9. What is her prognosis?
Answers
8. What course of action do you now recommend and how would you counsel the patient?
The results of the Canadian HD6 trial support the use of chemotherapy alone in early stage Hodgkin lymphoma. Patients randomized to ABVD chemotherapy alone had significantly better OS at 12 year than patients whose treatment included subtotal nodal irradiation (94% versus 87%). This was attributed to excess mortality from causes other than lymphoma in the radiotherapy arm. Radiotherapy reduced the risk of relapse by 5%, and since the majority of patients with relapsed disease will be treated with salvage chemotherapy and autologous stem cell transplant, avoiding radiotherapy means accepting an increased risk of requiring more intensive salvage therapy.

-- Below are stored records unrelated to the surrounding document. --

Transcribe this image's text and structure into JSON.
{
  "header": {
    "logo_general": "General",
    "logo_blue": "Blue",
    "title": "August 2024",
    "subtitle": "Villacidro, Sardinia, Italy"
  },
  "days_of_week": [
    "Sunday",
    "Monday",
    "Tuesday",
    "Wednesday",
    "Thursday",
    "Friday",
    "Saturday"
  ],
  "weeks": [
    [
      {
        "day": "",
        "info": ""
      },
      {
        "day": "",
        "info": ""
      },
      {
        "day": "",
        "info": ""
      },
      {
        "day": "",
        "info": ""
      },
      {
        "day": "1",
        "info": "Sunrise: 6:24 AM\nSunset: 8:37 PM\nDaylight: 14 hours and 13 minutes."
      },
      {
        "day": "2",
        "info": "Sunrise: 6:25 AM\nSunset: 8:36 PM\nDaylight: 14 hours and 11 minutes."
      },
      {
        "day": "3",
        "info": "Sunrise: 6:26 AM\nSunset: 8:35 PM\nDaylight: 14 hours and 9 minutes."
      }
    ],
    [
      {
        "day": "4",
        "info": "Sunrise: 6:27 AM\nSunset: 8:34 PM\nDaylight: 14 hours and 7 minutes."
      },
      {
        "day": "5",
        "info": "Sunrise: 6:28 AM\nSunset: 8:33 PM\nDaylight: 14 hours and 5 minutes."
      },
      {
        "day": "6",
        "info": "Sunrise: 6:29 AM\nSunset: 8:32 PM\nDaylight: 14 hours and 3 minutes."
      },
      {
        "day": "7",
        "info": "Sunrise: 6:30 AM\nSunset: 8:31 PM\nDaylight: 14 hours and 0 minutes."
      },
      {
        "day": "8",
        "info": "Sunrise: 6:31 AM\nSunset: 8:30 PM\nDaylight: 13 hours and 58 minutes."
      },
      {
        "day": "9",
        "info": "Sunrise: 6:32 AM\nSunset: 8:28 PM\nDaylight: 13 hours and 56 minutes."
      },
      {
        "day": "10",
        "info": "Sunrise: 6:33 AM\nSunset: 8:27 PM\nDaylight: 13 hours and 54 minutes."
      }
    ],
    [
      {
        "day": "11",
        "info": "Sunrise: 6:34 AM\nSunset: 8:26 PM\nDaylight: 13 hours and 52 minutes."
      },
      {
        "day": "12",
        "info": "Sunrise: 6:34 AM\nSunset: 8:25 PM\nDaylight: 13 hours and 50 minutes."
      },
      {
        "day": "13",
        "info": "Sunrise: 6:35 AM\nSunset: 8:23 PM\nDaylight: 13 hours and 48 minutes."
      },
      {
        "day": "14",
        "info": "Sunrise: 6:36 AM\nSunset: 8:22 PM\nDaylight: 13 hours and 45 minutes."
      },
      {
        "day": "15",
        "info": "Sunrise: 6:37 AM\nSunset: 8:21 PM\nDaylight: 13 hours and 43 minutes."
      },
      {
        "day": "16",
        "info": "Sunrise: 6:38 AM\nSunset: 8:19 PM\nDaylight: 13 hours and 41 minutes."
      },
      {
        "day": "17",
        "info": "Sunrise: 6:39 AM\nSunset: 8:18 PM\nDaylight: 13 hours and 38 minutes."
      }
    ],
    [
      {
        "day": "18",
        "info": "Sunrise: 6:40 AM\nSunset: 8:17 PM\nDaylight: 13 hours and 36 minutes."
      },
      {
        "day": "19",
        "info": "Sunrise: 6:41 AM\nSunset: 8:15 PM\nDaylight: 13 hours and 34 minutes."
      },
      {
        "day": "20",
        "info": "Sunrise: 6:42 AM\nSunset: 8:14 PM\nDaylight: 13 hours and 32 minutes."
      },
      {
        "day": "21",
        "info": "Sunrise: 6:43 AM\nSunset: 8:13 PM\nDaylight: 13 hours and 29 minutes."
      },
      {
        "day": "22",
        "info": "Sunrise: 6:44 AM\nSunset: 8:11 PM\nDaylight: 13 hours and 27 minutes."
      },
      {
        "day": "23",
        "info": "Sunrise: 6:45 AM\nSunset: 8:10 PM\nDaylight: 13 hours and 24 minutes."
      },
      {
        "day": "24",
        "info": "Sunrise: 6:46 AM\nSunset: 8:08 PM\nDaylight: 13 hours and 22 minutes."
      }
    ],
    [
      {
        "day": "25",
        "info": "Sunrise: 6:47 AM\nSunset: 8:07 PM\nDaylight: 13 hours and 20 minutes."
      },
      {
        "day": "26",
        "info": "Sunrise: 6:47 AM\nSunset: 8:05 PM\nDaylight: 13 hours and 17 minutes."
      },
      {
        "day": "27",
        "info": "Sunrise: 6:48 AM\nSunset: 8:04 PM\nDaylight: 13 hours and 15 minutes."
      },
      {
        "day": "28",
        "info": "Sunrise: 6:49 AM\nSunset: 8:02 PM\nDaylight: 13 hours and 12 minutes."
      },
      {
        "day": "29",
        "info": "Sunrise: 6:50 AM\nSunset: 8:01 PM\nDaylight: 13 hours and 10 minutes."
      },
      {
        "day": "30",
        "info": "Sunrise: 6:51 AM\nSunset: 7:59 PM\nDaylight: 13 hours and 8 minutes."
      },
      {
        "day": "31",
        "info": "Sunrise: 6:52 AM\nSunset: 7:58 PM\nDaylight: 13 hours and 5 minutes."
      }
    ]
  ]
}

This patient had a partial response to treatment after two cycles of ABVD and therefore should be treated with a total of six cycles of ABVD chemotherapy. She should be counselled regarding the increased risk of requiring salvage therapy, which carries significant additional acute and long-term risks, as well as the increased risk associated with the additional anthracycline dose.
9. What is her prognosis?
This patient has an excellent prognosis. The 12-year OS of patients with an unfavourable risk profile treated with ABVD alone in the HD6 trial was 92%, although 16% of patients relapsed over this time and required additional aggressive salvage therapy.
Further reading
Engert A, Plutschow A, Eich HT, et al. Reduced treatment intensity in patients with early stage
Hodgkin’s lymphoma. New England Journal of Medicine 2010; 363: 640–652.
Ferme C, Eghbali H, Meerwaldt JH, et al. Chemotherapy plus involved-field radiation in early-stage Hodgkin’s disease. New England Journal of Medicine 2007; 357: 1916–1927.
Girinsky T, van der Maazen R, Specht L, et al. Involved-node radiotherapy (INRT) in patients with early Hodgkin lymphoma: concepts and guidelines. Radiotherapy and Oncology 2006; 79: 270–277.
Nangalia J, Smith H, Wimperis J. Isolated neutropenia during ABVD chemotherapy for Hodgkin lymphoma does not require growth factor support. Leukemia and Lymphoma 2008; 49: 1530–1536.
Townsend W, Linch D. Hodgkin’s lymphoma in adults. The Lancet 2012; 380: 836–847.
Yahalom J, Mauch P. The involved field is back: issues in delineating the radiation field in Hodgkin’s disease. Annals of Oncology 2002; 13: 79–83.